Independent Variables

Look carefully at the data generating process in the code above. A and B are generated completely independently. From the perspective of ground truth, from "God's stone tablet," the two have no connection whatsoever. But if we compute their correlation:

n <- 100
a <- runif(n)
b <- runif(n)

cat("Sample size:", n, "\n")
cat("Mean of A:", round(mean(a), 4), "\n")
cat("Mean of B:", round(mean(b), 4), "\n")
cat("Correlation of A and B:", round(cor(a, b), 4), "\n")

You will find that the result is never exactly zero. This is not because A and B are related. It is because correlation, as a tool for estimating the association between two variables, is always subject to noise. Two variables whose true correlation is zero are said to be orthogonal in mathematical terms.

Pay close attention to this: from the data generating process perspective, even when two variables are generated completely independently, noise alone will almost always prevent the data from being perfectly orthogonal. In practice, you will almost never collect two variables with a correlation coefficient of exactly zero.

Closing

At this point, you should understand that "additivity of variance" holds strictly only when all variables are orthogonal. Since perfectly orthogonal data is almost never what you get in practice, covariance cannot be ignored. This matters a great deal when dealing with multicollinearity in generalized linear models, so make sure you understand what it means.

As for the opening example, using A − B to construct C gives the same picture:

n <- 100
a <- runif(n)
b <- runif(n)
c <- a - b

cat("Sample size:", n, "\n")
cat(sprintf("Mean of A: %.4f   Variance of A: %.4f\n", mean(a), var(a)))
cat(sprintf("Mean of B: %.4f   Variance of B: %.4f\n", mean(b), var(b)))
cat(sprintf("Mean of C: %.4f   Variance of C: %.4f\n", mean(c), var(c)))
cat("Cov(A, B):", round(cov(a, b), 4), "\n")
cat("Var(A) + Var(B) - 2*Cov(A, B):", round(var(a) + var(b) - 2 * cov(a, b), 4), "\n")

Because variance involves squaring, the sign of the operation makes no difference. You can probably work out why on your own.

Finally, among all statistics that describe variation, variance is the one that most naturally satisfies the additivity principle. The squaring operation eliminates sign cancellation and enables clean orthogonal decomposition; the algebraic properties of the square function allow terms to separate neatly after expansion.
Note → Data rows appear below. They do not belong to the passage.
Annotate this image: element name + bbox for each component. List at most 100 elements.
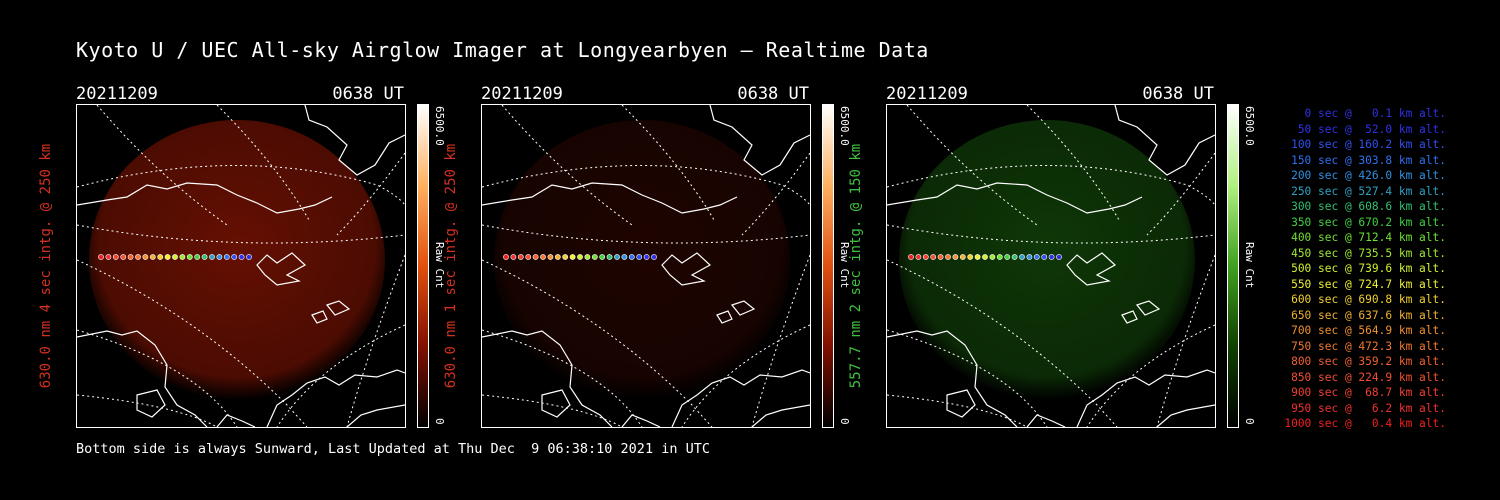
track-point	[105, 254, 112, 260]
track-point	[216, 254, 223, 260]
track-point	[149, 254, 156, 260]
track-point	[945, 254, 951, 260]
track-point	[908, 254, 914, 260]
track-point	[1033, 254, 1040, 260]
track-point	[922, 254, 929, 260]
track-point	[540, 254, 546, 260]
track-point	[194, 254, 201, 260]
coastlines	[887, 105, 1215, 427]
legend-entry: 150 sec @ 303.8 km alt.	[1291, 153, 1446, 167]
track-point	[532, 254, 539, 260]
track-point	[584, 254, 591, 260]
legend-entry: 50 sec @ 52.0 km alt.	[1297, 122, 1446, 136]
legend-entry: 750 sec @ 472.3 km alt.	[1291, 339, 1446, 353]
track-point	[127, 254, 134, 260]
track-point	[599, 254, 606, 260]
allsky-map	[77, 105, 405, 427]
legend-entry: 200 sec @ 426.0 km alt.	[1291, 169, 1446, 182]
track-point	[186, 254, 193, 260]
track-point	[231, 254, 238, 260]
airglow-panel-557nm-2sec: 20211209 0638 UT 557.7 nm 2 sec intg. @ …	[848, 84, 1256, 430]
track-point	[164, 254, 171, 260]
legend-entry: 300 sec @ 608.6 km alt.	[1291, 200, 1446, 213]
track-point	[952, 254, 959, 260]
legend-entry: 650 sec @ 637.6 km alt.	[1291, 308, 1446, 322]
track-point	[621, 254, 628, 260]
legend-entry: 700 sec @ 564.9 km alt.	[1291, 324, 1446, 337]
legend-entry: 600 sec @ 690.8 km alt.	[1291, 293, 1446, 306]
colorbar-max-label: 6500.0	[1243, 106, 1256, 146]
coastlines	[77, 105, 405, 427]
allsky-image	[76, 104, 406, 428]
allsky-glow	[89, 120, 385, 400]
colorbar	[1227, 104, 1239, 428]
track-point	[967, 254, 974, 260]
track-point	[98, 254, 104, 260]
allsky-map	[482, 105, 810, 427]
track-point	[562, 254, 569, 260]
legend-entry: 450 sec @ 735.5 km alt.	[1291, 246, 1446, 260]
legend-entry: 800 sec @ 359.2 km alt.	[1291, 355, 1446, 368]
image-date: 20211209	[76, 84, 158, 104]
track-point	[503, 254, 509, 260]
image-date: 20211209	[886, 84, 968, 104]
track-point	[974, 254, 981, 260]
satellite-track	[503, 254, 657, 260]
satellite-track	[908, 254, 1062, 260]
image-time: 0638 UT	[1142, 84, 1214, 104]
legend-entry: 350 sec @ 670.2 km alt.	[1291, 215, 1446, 229]
track-point	[554, 254, 561, 260]
track-point	[112, 254, 119, 260]
track-point	[606, 254, 613, 260]
allsky-glow	[899, 120, 1195, 400]
track-point	[223, 254, 230, 260]
track-point	[238, 254, 245, 260]
track-point	[172, 254, 178, 260]
track-point	[1011, 254, 1018, 260]
airglow-panel-630nm-4sec: 20211209 0638 UT 630.0 nm 4 sec intg. @ …	[38, 84, 446, 430]
legend-entry: 500 sec @ 739.6 km alt.	[1291, 262, 1446, 275]
track-point	[937, 254, 944, 260]
track-point	[614, 254, 620, 260]
allsky-image	[886, 104, 1216, 428]
track-point	[1056, 254, 1062, 260]
track-point	[982, 254, 988, 260]
track-point	[636, 254, 643, 260]
track-point	[246, 254, 252, 260]
satellite-track	[98, 254, 252, 260]
colorbar	[822, 104, 834, 428]
track-point	[1004, 254, 1011, 260]
track-point	[989, 254, 996, 260]
track-point	[643, 254, 650, 260]
track-point	[628, 254, 635, 260]
track-point	[996, 254, 1003, 260]
legend-entry: 900 sec @ 68.7 km alt.	[1291, 386, 1446, 399]
track-point	[157, 254, 164, 260]
legend-entry: 1000 sec @ 0.4 km alt.	[1284, 417, 1446, 430]
legend-entry: 850 sec @ 224.9 km alt.	[1291, 370, 1446, 384]
legend-entry: 550 sec @ 724.7 km alt.	[1291, 277, 1446, 291]
track-point	[591, 254, 598, 260]
image-time: 0638 UT	[737, 84, 809, 104]
track-point	[1041, 254, 1048, 260]
track-point	[120, 254, 127, 260]
legend-entry: 950 sec @ 6.2 km alt.	[1291, 401, 1446, 415]
track-point	[930, 254, 937, 260]
track-point	[517, 254, 524, 260]
track-point	[569, 254, 576, 260]
track-point	[577, 254, 583, 260]
allsky-image	[481, 104, 811, 428]
track-point	[142, 254, 149, 260]
allsky-map	[887, 105, 1215, 427]
track-point	[547, 254, 554, 260]
satellite-track-legend: 0 sec @ 0.1 km alt. 50 sec @ 52.0 km alt.…	[1262, 106, 1446, 432]
legend-entry: 0 sec @ 0.1 km alt.	[1304, 107, 1446, 120]
track-point	[201, 254, 208, 260]
track-point	[525, 254, 532, 260]
track-point	[135, 254, 141, 260]
track-point	[1048, 254, 1055, 260]
image-date: 20211209	[481, 84, 563, 104]
legend-entry: 100 sec @ 160.2 km alt.	[1291, 138, 1446, 151]
footer-note: Bottom side is always Sunward, Last Upda…	[76, 441, 710, 457]
track-point	[179, 254, 186, 260]
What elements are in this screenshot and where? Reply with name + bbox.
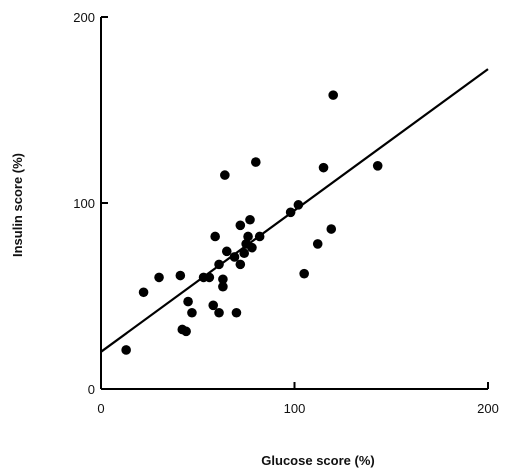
data-point	[231, 307, 242, 318]
data-point	[214, 259, 224, 270]
x-tick-label: 100	[284, 401, 306, 416]
data-point	[138, 287, 149, 298]
data-point	[218, 281, 228, 292]
data-point	[214, 307, 224, 318]
data-point	[372, 161, 383, 171]
data-point	[208, 300, 219, 311]
data-point	[293, 200, 304, 210]
data-point	[328, 90, 339, 100]
y-tick-label: 100	[73, 196, 95, 211]
data-point	[204, 272, 215, 283]
data-point	[121, 345, 131, 355]
data-point	[235, 259, 246, 270]
y-tick-label: 0	[88, 382, 95, 397]
data-point	[299, 268, 309, 279]
y-tick-label: 200	[73, 10, 95, 25]
data-point	[154, 272, 164, 283]
data-point	[183, 296, 193, 307]
data-point	[220, 170, 230, 180]
data-point	[312, 239, 323, 249]
x-tick-label: 200	[477, 401, 499, 416]
data-point	[218, 274, 228, 285]
data-point	[251, 157, 261, 167]
data-point	[318, 162, 329, 173]
data-point	[175, 270, 186, 281]
data-point	[210, 231, 220, 242]
data-point	[187, 307, 197, 318]
data-point	[254, 231, 265, 242]
data-points	[121, 90, 383, 355]
y-axis-title: Insulin score (%)	[10, 153, 25, 257]
x-tick-label: 0	[97, 401, 104, 416]
data-point	[239, 248, 249, 259]
data-point	[229, 252, 240, 262]
data-point	[245, 214, 255, 225]
data-point	[285, 207, 296, 218]
x-axis-title: Glucose score (%)	[261, 453, 374, 468]
data-point	[243, 231, 253, 242]
data-point	[326, 224, 337, 234]
data-point	[247, 242, 257, 253]
ticks: 0 100 200 0 100 200	[73, 10, 499, 416]
data-point	[181, 326, 191, 337]
data-point	[221, 246, 232, 257]
data-point	[235, 220, 246, 231]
This is why statistical modeling (t-tests, ANOVA, and linear regression all count as statistical modeling) favors variance as the standard measure of error.

If that last part does not quite click, do not worry. It will not stop you from understanding statistical methods.

One more thing: most large language models cannot reliably distinguish "independent" from "orthogonal." If you feed the first code block in this article to a language model, most will attribute the discrepancy to the sample size being too small, or to not having drawn enough repeated samples to observe the expected value. Neither explanation correctly accounts for the additivity of variance. Keep that in mind when using language models to study statistics.